Breaking News

Sidang Pembunuhan Mantan Anggota DPRD Langkat, Saksi Ahli Balistik: Korban Ditembak dari Jarak 70 Cm

LPC-ONLINE.COM, Langkat | Persidangan perkara pembunuhan Paino, mantan anggota DPRD Kabupaten Langkat, kembali digelar di Pengadilan Negeri Stabat, Senin (31/7/2023).

SIDANG: Saksi ahli memberikan keterangan dihadapan majelis hakim PN Stabat dengan disaksikan sejumlah warga dan anggota keluarga korban, Senin (3/7/2023).

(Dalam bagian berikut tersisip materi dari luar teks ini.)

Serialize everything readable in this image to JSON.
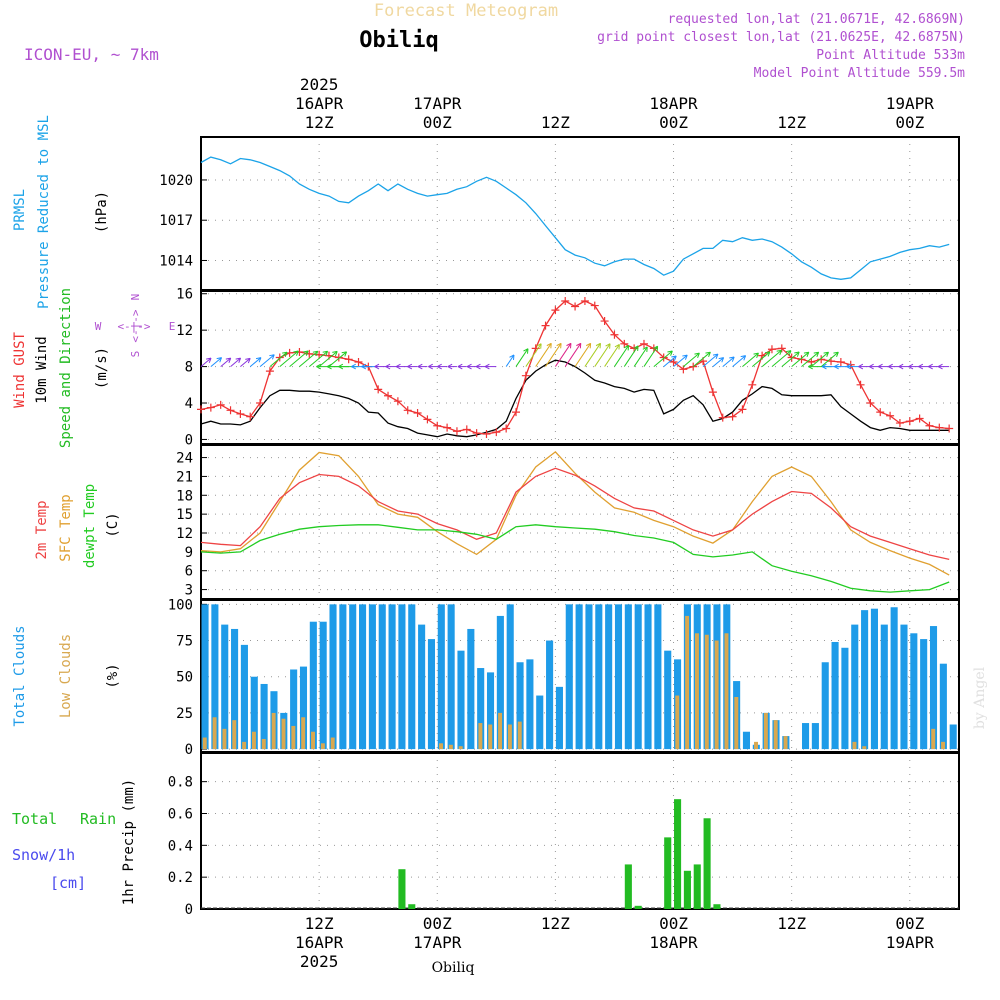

Dalam sidang yang dipimpin Ketua Majelis Hakim Ledis Merina Bakara bersama dua hakim anggota itu, menghadirkan tiga saksi ahli yakni balistik, forensik dan bahasa, dengan terdakwa Luhur Sentosa Ginting alias Tosa.

Pada kesempatan tersebut, saksi ahli balistik Supriadi, mengungkapkan, terdapat residu yang melekat di pakaian Paino. Residu itu dapat terditeksi atau membekas jika proyektil atau peluru ditembakkan dengan jarak yang sangat dekat kepada objek.

Supriadi juga menjelaskan, barang bukti senjata api yang digunakan pelaku adalah jenis rakitan dan proyektil serta selongsongnya juga berkesesuaian.

Dihadapan majelis hakim, Supriadi menceritakan, medui Januari 2023 lalu, dirinya dimintai keterangan oleh penyidik Polres Langkat, terkait kasus pembunuhan Paino. 

Dia memberikan keterangan seputar barang bukti senjata api, berupa proyektil atau peluru dan selongsong beserta pakaian korban.

"Dari pemeriksaan proyektil dan selongsong peluru untuk mengetahui senjata api jenis apa yang digunakan, sedangkan pakaian korban dilakukan pemeriksaan guna mengetahui apakah benar memang peluru mengenai korban yang dapat diketahui dari abu atau serbuk proyektil", ucap Supriyadi.

Dan dari hasil pemeriksaan barang bukti tersebut, tambahnya, dapat disimpulkan bahwa jenis senjata api yang digunakan merupakan senjata api rakitan bukan senjata api pabrikan.

Masih Supriadi, dilihat dari pakaian yang dikenakan korban, dapat diambil kesimpulan bahwa pakaian (baju dan singlet) korban robek (berlubang) diakibatkan muntahan proyektil senjata api dan ditemukan residu yang melekat dari senjata api (berdasarkan uji proses kimia) tersebut.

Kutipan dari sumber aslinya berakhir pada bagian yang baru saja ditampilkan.